Covalent compounds, for instance, have much lower melting and boiling points than ionic compounds. Ionic bonds are also stronger than covalent bonds, although the latter still provides stability and complexity to large organic molecules
Ionic bonds in nature and technology
In nature, ionic chemical bonds exist as inorganic salts. They play key roles in regulating the weather and climate, such as in the case of dissolved salt in the oceans. As we explain below, ionic bonds also have important technological applications.
Importance of bonds in biology
Chemical bonds have crucial functions in biology and human physiology. Amino acids, for example, form covalent bonds to make polymers of proteins.
Meanwhile, the weak hydrogen bonds in DNA make it easy for the DNA to replicate. The ionic bonds of salts are also vital in cellular structure and nutrient transport.

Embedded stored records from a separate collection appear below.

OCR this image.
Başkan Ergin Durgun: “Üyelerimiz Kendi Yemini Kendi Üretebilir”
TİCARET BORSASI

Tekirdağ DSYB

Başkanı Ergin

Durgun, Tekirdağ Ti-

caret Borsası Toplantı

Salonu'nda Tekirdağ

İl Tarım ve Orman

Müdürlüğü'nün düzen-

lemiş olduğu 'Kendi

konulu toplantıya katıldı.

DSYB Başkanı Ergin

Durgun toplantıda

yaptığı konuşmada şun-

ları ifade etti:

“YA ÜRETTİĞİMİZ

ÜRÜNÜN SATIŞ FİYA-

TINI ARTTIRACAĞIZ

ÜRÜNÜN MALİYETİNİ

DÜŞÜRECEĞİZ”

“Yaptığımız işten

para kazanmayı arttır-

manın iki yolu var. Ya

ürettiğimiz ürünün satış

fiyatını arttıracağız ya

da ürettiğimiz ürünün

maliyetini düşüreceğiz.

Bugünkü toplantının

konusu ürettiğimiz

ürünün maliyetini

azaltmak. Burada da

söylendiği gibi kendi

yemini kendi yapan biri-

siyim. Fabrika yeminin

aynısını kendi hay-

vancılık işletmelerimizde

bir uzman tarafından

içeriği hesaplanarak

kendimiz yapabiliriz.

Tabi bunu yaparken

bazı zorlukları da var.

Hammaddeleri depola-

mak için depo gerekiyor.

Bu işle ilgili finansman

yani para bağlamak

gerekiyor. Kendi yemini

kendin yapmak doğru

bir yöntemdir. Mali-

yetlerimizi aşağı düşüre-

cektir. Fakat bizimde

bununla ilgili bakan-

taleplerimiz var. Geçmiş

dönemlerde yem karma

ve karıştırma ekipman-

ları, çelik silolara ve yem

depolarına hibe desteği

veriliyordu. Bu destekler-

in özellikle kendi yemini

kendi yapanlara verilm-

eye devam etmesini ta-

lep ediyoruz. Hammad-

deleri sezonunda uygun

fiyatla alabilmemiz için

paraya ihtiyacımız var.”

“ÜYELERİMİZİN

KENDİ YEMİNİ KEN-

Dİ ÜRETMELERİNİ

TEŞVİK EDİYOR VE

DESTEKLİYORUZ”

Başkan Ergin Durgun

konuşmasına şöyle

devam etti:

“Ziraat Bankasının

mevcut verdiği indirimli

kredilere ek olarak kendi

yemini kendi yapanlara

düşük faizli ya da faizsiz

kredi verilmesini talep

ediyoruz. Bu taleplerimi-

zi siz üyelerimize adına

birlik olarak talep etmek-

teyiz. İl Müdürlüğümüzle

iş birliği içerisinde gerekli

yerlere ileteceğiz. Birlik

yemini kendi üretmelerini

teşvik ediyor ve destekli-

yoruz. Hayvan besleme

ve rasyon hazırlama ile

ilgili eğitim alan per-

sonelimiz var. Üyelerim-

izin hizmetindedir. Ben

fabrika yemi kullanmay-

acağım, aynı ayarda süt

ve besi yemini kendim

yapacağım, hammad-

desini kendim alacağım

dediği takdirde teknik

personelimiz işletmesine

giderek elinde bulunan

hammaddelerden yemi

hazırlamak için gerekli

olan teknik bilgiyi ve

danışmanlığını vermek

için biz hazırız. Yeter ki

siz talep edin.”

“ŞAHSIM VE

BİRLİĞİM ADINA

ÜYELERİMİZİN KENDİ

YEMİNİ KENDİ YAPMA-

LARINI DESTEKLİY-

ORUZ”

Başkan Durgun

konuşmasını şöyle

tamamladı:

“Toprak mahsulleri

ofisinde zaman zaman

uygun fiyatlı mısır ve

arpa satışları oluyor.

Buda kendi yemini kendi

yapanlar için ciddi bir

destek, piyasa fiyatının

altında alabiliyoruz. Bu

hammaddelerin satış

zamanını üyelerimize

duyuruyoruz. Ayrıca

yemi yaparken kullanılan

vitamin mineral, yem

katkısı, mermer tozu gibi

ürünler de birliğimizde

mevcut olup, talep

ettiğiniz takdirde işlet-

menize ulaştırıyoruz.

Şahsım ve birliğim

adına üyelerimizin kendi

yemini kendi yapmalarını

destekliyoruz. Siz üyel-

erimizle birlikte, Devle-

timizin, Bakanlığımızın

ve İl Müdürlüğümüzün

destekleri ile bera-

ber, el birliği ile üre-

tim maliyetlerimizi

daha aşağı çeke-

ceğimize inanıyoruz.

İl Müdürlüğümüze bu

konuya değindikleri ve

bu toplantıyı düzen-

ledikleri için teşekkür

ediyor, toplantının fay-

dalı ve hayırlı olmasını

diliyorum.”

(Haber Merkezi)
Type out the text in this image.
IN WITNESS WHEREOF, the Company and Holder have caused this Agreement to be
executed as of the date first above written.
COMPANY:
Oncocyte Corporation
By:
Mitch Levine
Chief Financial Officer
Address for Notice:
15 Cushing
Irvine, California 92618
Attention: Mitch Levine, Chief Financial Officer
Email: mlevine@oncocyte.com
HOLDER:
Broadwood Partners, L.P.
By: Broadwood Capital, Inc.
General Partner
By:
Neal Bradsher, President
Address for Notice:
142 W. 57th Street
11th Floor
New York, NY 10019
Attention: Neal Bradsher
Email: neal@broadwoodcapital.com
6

Technological applications
Some ionic compounds are used in power storage, such as in the case of lithium batteries. They’re also crucial in synthesising and designing polymers, acting as crosslinks between the polymer chains. This is what helps make puncture-resistant materials so tough.
Conclusion
An ionic bond is the strongest type of chemical bond. It involves the transfer of electrons from one atom to another, which creates electrically charged ions. Ionic bonds typically produce simple salts with very high melting points. Some common examples of ionic bonds in daily life include table salt and sodium bicarbonate.